Demikian juga perlawanan di Karesidenan Rembang waktu itu dengan gerakan sosial sebagaimana Mahatma Gandhi di India yang tanpa kekerasan diantaranya tidak mau membayar pajak dan kerja rodi. Ketika ditangkap dan dibawa ke pengadilan, mereka berargumentasi bahwa tidak ada perlunya membayar pajak. Ketika ditanyakan apakah mereka gila atau pura-pura gila? Dijawabnya," Saya tidak gila dan saya tidak pura-pura gila." Pengadilan dan pejabat menjelaskan pentingnya membayar pajak untuk membangun infrastruktur seperti jalan dan irigasi. Mereka menjawab,"Pemerintah (baca: Penjajah) hanya mintanya uang saja, kalau masalah jalan rusak kami pun bisa memperbaiki sendiri dengan uang kami." Coba bagaimana kritisnya mereka, menggunakan logika kemandirian atau keswadayaan, kejujuran dan nilai-nilai otonomi bagi wilayahnya.
Kadang dianggap gila karena ketika dipaksa menyerahkan uangnya, mereka sengaja mencangkul tanah dan memasukkan uangnya ke dalam tanah dengan alasan daripada uangnya diserahkan pemerintah lebih baik diserahkan bumi yang selama ini telah tumbuh berbagai macam tanaman yang mereka konsumsi. Dasar wong moyek! Namun itulah mereka, sewa tanah untuk bumi yang hanya milik Penguasa Alam Allahu Ta'ala bukan menyewa tanah miliknya penjajah. Los!
Model perjuangan yang santun, dengan bahasa yang lugas kadang juga sulit diterima masyarakat umum. Contohnya ketika seseorang bertamu, maka tidak diucapkan,"Mangga, pinarak..." (Mari, silakan duduk...). Alasannya, hal itu mengurangi kebebasan sang tamu, mestinya tamu disambut cukup dengan senyuman dan kabar keselamatan. Selanjutnya hak tamu melakukan apa yang diinginkan, misalnya mau berdiri, atau duduk, atau nungging bahkan mau ke belakang atau tetap di luar saja. Pokoknya membebaskan, mengeloskan tanpa ada tekanan dan aturan yang berbelit-belit. Sebuah revolusi pembebasan, dahsyat!

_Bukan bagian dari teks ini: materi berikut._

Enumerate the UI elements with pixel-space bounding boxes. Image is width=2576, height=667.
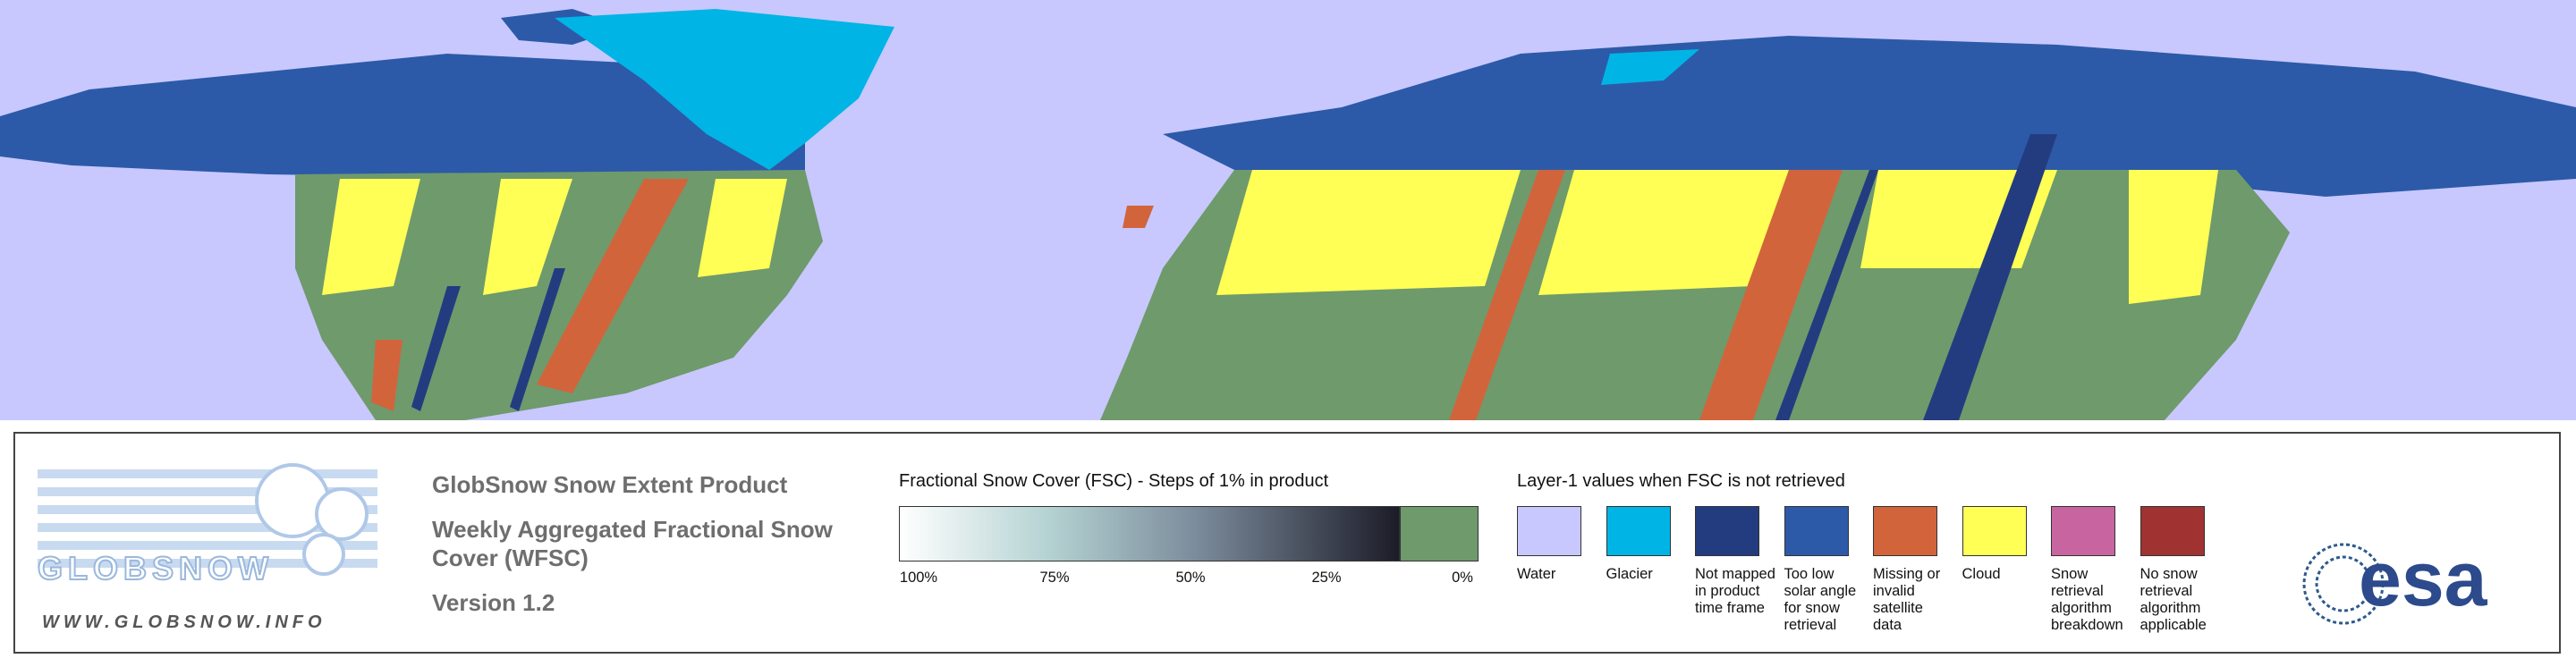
fsc-tick-label: 75% (1039, 570, 1070, 586)
fsc-tick-label: 50% (1175, 570, 1206, 586)
legend-label: No snow retrieval algorithm applicable (2140, 566, 2207, 633)
subtitle: Cover (WFSC) (432, 545, 589, 571)
logo-url: WWW.GLOBSNOW.INFO (42, 612, 326, 632)
fsc-gradient (899, 506, 1400, 561)
legend-label: Missing or invalid satellite data (1873, 566, 1941, 633)
legend-swatch (1695, 506, 1759, 556)
legend-swatch (1962, 506, 2027, 556)
legend-swatch (2051, 506, 2115, 556)
fsc-tick-label: 0% (1452, 570, 1473, 586)
fsc-title: Fractional Snow Cover (FSC) - Steps of 1… (899, 471, 1329, 491)
legend-swatch (2140, 506, 2205, 556)
legend-label: Water (1517, 566, 1556, 582)
fsc-tick-label: 100% (899, 570, 938, 586)
title: GlobSnow Snow Extent Product (432, 471, 788, 498)
legend-label: Snow retrieval algorithm breakdown (2051, 566, 2123, 633)
legend-swatch (1606, 506, 1671, 556)
globsnow-logo (38, 463, 377, 576)
legend-panel: GLOBSNOW WWW.GLOBSNOW.INFO GlobSnow Snow… (13, 432, 2561, 654)
logo-name: GLOBSNOW (37, 549, 274, 587)
version: Version 1.2 (432, 589, 555, 616)
legend-label: Cloud (1962, 566, 2001, 582)
subtitle: Weekly Aggregated Fractional Snow (432, 516, 833, 543)
legend-label: Not mapped in product time frame (1695, 566, 1775, 616)
legend-label: Too low solar angle for snow retrieval (1784, 566, 1857, 633)
legend-label: Glacier (1606, 566, 1653, 582)
legend-swatch (1873, 506, 1937, 556)
legend-swatch (1784, 506, 1849, 556)
esa-text: esa (2359, 536, 2487, 622)
legend-swatch (1517, 506, 1581, 556)
fsc-tick-label: 25% (1311, 570, 1342, 586)
fsc-zero-swatch (1400, 506, 1479, 561)
esa-logo (2302, 543, 2385, 625)
snow-map (0, 0, 2576, 420)
layer1-title: Layer-1 values when FSC is not retrieved (1517, 471, 1845, 491)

Ketika diberikan bantuan dari orang lain, biasanya mereka tidak mengucapkan terimakasih. Wah ini gak sopan! Janganlah kita menghakimi terleih dahulu sebelum bertanya,"Mengapa anda tak berterimakasih?" Mereka pun menjawab dengan hormat,"Bukankah pemilik sesuatu itu Allah, sehingga cukup hamdalah yang kita ucapkan, kalau kepada makhluk walaupun sebagai washilah (perantara.red) tentunya pemberian itu disertai dengan keikhlasan yang tak lagi memerlukan ucapan terimakasih. Wong saya juga nggak minta, karena tidak ada dalam kamus besar gerakan kami menjadi pengemis!" Coba Bro: renungkanlah.... Pemaknaan keikhlasan dan ketulusan serta rasa syukur yang teramat dalam.
Ketika ditanyakan tentang usia, mereka menjawab bahwa usianya satu. Usia adalah hidup, sedang hidup itu dengan nyawa. Selama Allah Ta'ala memberikan kesempatan beramal di dunia, maka nyawa hanya diberikan satu saja. Tidak ada ukuran tertentu, batasan tertentu, aturan tertentu tentang usia. Pasrah ing agesang. Hidup dengan menyelaraskan alam yang ada, mengikuti aturan Tuhannya Adam Alaihi Salam. Sehingga hidup ini pun terasa LOS! Ketika Tuhan memintanya kembali, maka Katakan: LOS!